Related Protocol Changes
New block version(=3) which can contain up tp 65535 transactions and doesn't require transaction sorting.
By default miners will first create an empty keyblock. It's a regular block, propogated by BlockForged message, but it now gets broadcasted if it's empty.
Microblocks are propogated by broadcasting its header for every node which applied it(MicroBlockInv) MicroBlockInv contains verifiable signature to prevent node from being flooded. Microblock will be requested afterwards via MicroBlockRequest and recieved back within MicroBlockResponse. Microblocks will be re-requested from other node which has it if a node doesn't respond.
Configuration
The following miner parameters can be tuned(though it's best not to change them in order to maximize final version of your liquid block in the resulting blockchain):
KeyBlock size(maxTransactionsInKeyBlock, default = 0). If changed, it won't be rebroadcasted and the usual extension-requesting mechanics will be used.
Microblock mining interval(microBlockInterval, default = 3s).
Max amount of transactions per microblock(maxTransactionsInMicroBlock, default = 200).
Miner will try to reference the best known microblock with at least minMicroBlockAge age(default = 3s). This is required in order for miner to reference already-propogated block so its keyblock doesn't get orphaned.
Microblock synchronization mechanism can be tuned with waitResponseTimeout(default = 2s) ,processedMicroBlocksCacheTimeout(default = 10s), invCacheTimeout(default = 10s) whcich are basically time of awaiting a microblock and times to cache a processed microblock ids and a list of nodes which have a microblock(by id).
API changes
Upon applying every microblock, last block gets changed, which means /blocks/last and /blocks/at/... will reflect that.
/peers/blacklisted now expose ban reason, one can clear a node's blacklist via /peers/clearblacklist
/debug/ and /consensus/ section are expanded, stateHash doesn't take liquid block into consideration.

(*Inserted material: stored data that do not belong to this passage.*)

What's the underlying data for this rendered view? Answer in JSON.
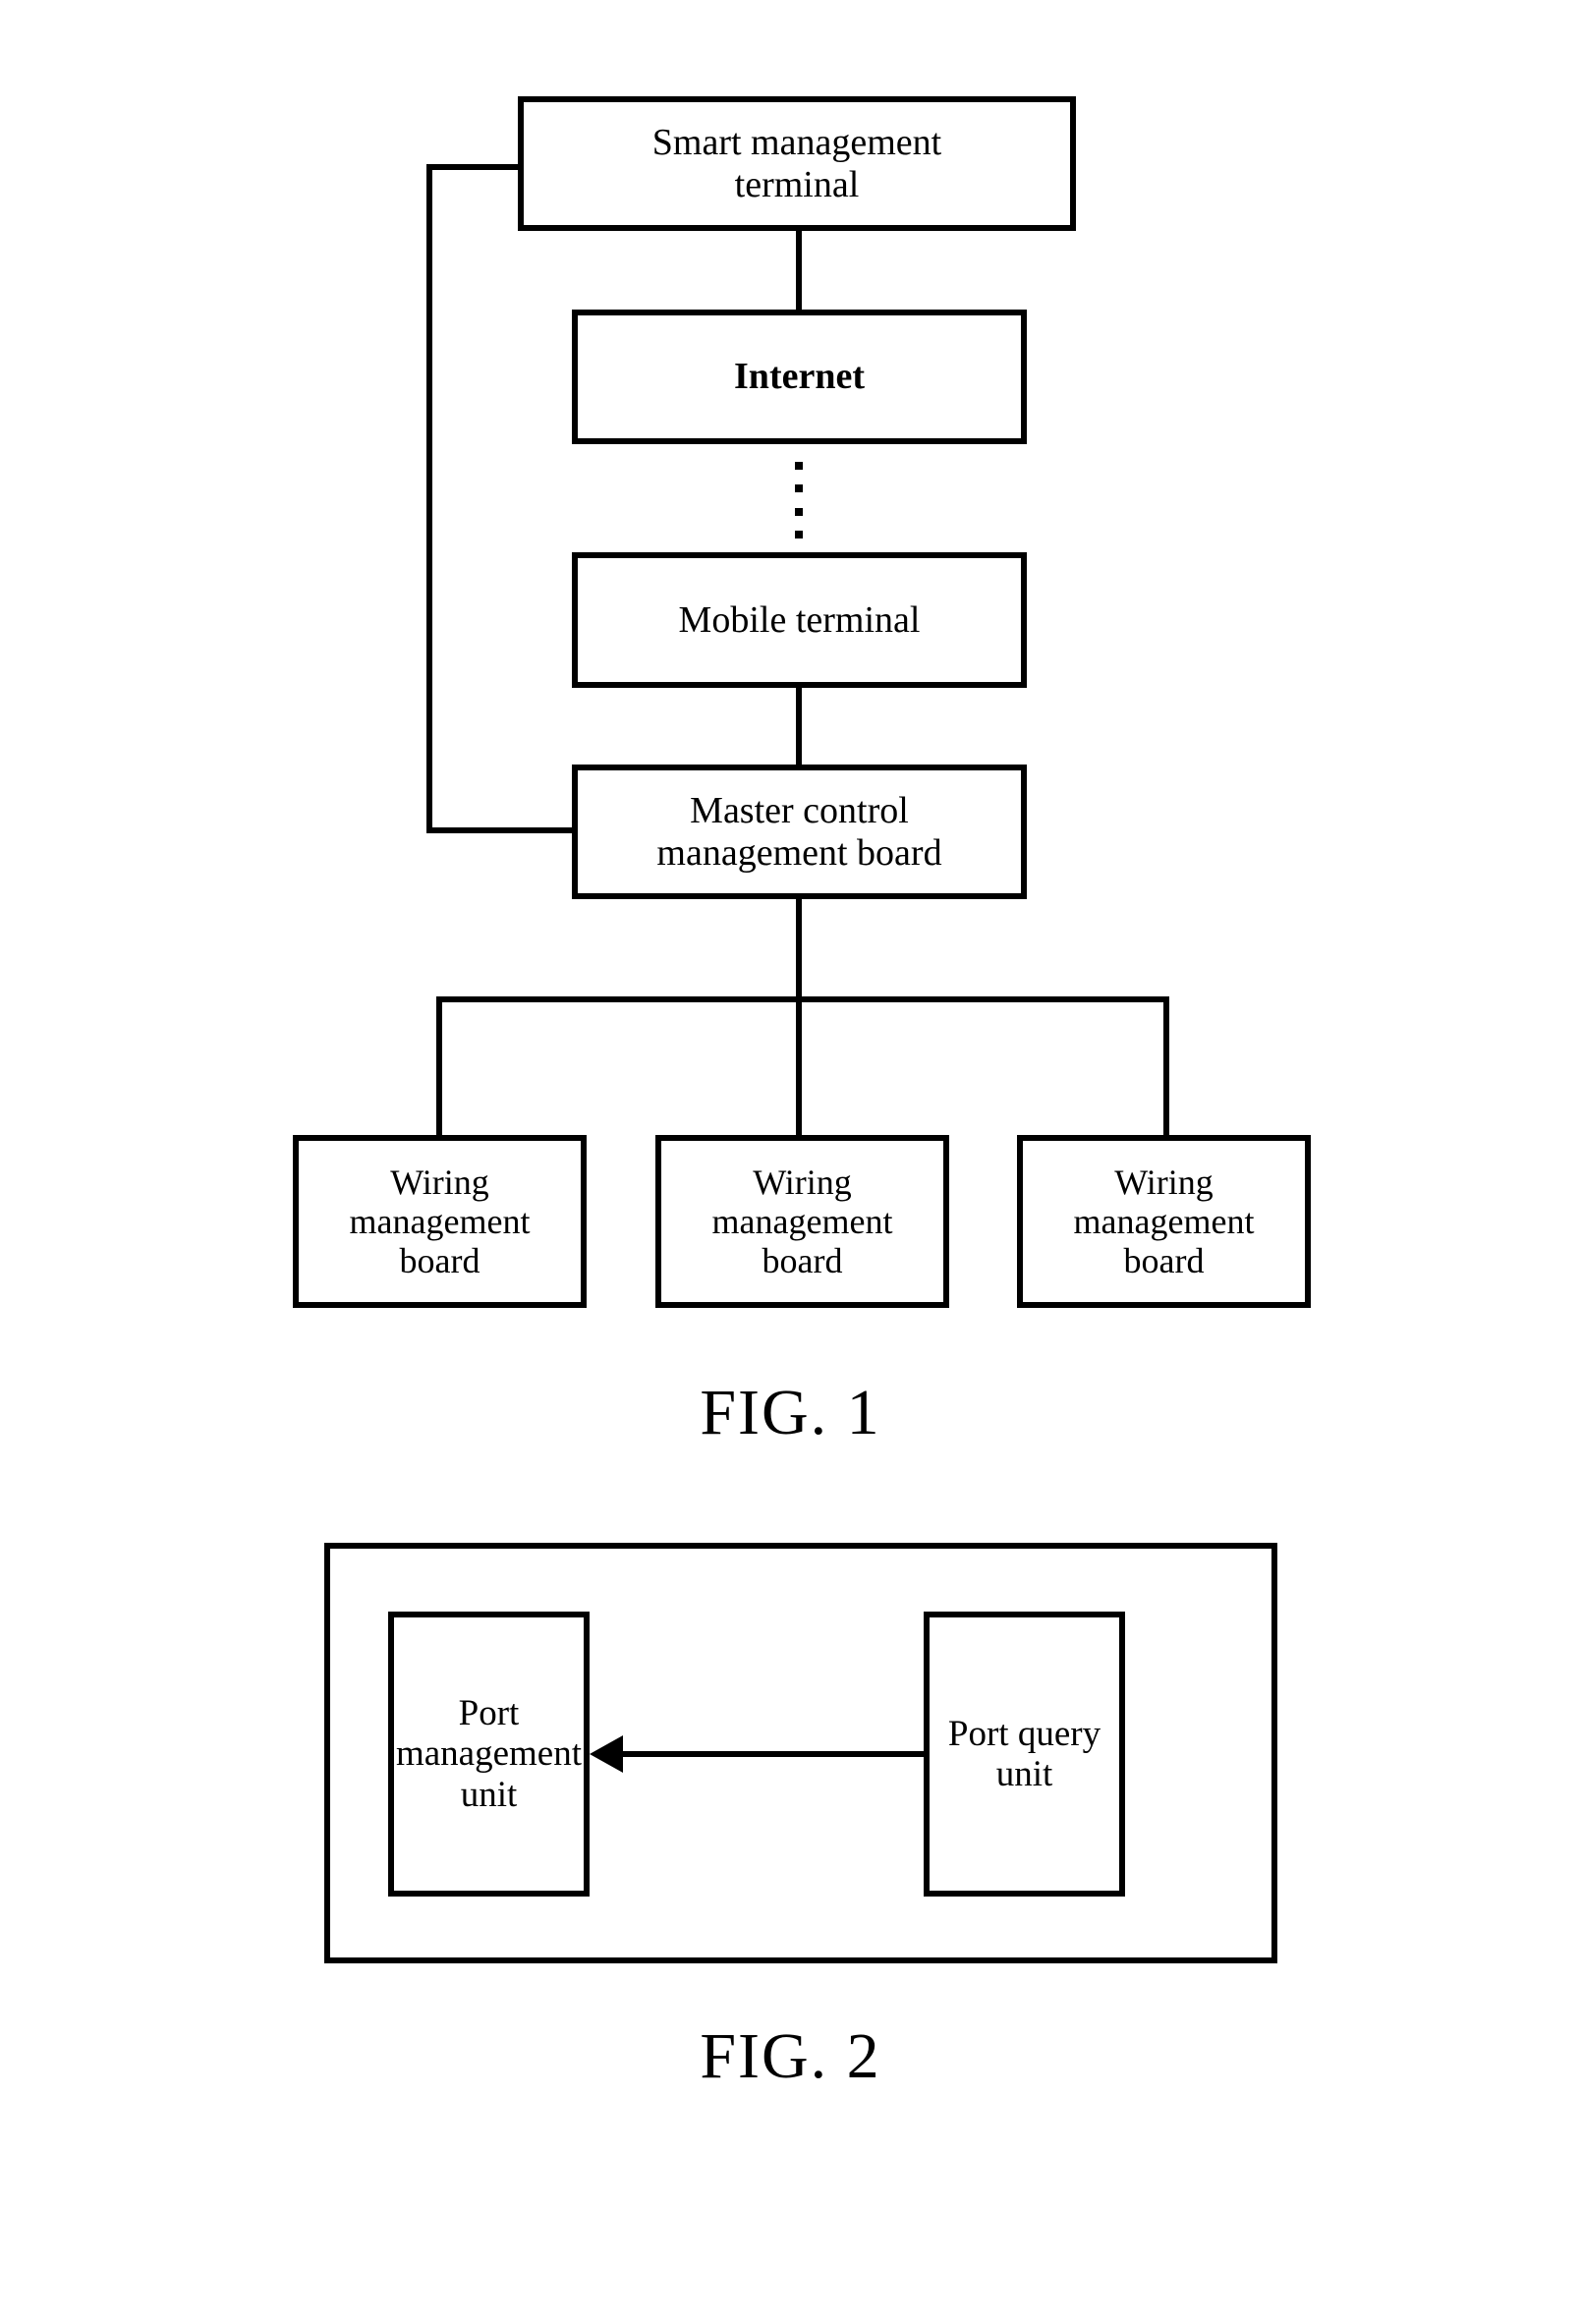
{
  "figures": [
    {
      "caption": "FIG. 1",
      "nodes": {
        "smart_terminal": "Smart management\nterminal",
        "internet": "Internet",
        "mobile_terminal": "Mobile terminal",
        "master_control": "Master control\nmanagement board",
        "wiring_boards": [
          "Wiring\nmanagement\nboard",
          "Wiring\nmanagement\nboard",
          "Wiring\nmanagement\nboard"
        ]
      }
    },
    {
      "caption": "FIG. 2",
      "nodes": {
        "port_management": "Port\nmanagement\nunit",
        "port_query": "Port query\nunit"
      }
    }
  ],
  "style": {
    "line_color": "#000000",
    "background": "#ffffff"
  }
}
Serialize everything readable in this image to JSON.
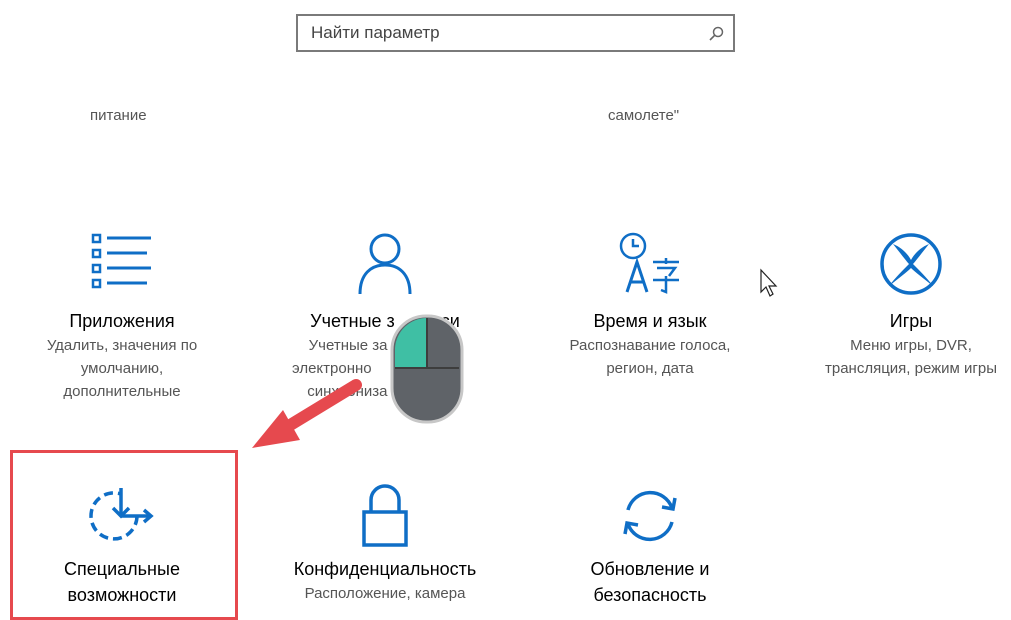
{
  "search": {
    "placeholder": "Найти параметр",
    "icon": "search-icon"
  },
  "fragments": {
    "left": "питание",
    "right": "самолете\""
  },
  "tiles": [
    {
      "title": "Приложения",
      "desc1": "Удалить, значения по",
      "desc2": "умолчанию,",
      "desc3": "дополнительные",
      "icon": "apps-list-icon"
    },
    {
      "title": "Учетные записи",
      "desc1": "Учетные записи, эл. почта, синхронизация, работа, семья",
      "desc2": "",
      "desc3": "",
      "icon": "person-icon"
    },
    {
      "title": "Время и язык",
      "desc1": "Распознавание голоса,",
      "desc2": "регион, дата",
      "desc3": "",
      "icon": "time-language-icon"
    },
    {
      "title": "Игры",
      "desc1": "Меню игры, DVR,",
      "desc2": "трансляция, режим игры",
      "desc3": "",
      "icon": "xbox-icon"
    },
    {
      "title": "Специальные",
      "desc1": "возможности",
      "desc2": "",
      "desc3": "",
      "icon": "accessibility-icon"
    },
    {
      "title": "Конфиденциальность",
      "desc1": "Расположение, камера",
      "desc2": "",
      "desc3": "",
      "icon": "lock-icon"
    },
    {
      "title": "Обновление и",
      "desc1": "безопасность",
      "desc2": "",
      "desc3": "",
      "icon": "update-sync-icon"
    }
  ],
  "tiles_visible_text": {
    "accounts_title": "Учетные з",
    "accounts_title_tail": "си",
    "accounts_desc1": "Учетные за",
    "accounts_desc1_tail": "ес",
    "accounts_desc2": "электронно",
    "accounts_desc2_tail": "",
    "accounts_desc3": "синхрониза",
    "accounts_desc3_tail": "ота,"
  },
  "colors": {
    "accent": "#0f6ec6",
    "highlight": "#e6494e",
    "arrow": "#e6494e"
  }
}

Traditional blockchain model
In a traditional blockchain model, blocks are discovered at roughly similar intervals and the most recent transactions are processed once a miner has earned the right to submit them to the network. This places fundamental limits on the capacity of the blockchain. Bitcoin, for example, has a theoretical maximum of roughly 3 tps.
NG model
In the NG model, the next miner is selected in advance. The miner creates a ‘key block’, which is then immediately filled with microblocks containing transactions, which requires no further proof-of-work. Whilst maintaining the open structure of the protocol, this allows transactions to be confirmed as fast as the network will allow. Waves’ proof-of-stake approach further improves speed, increasing capacity by a factor of a hundred or more.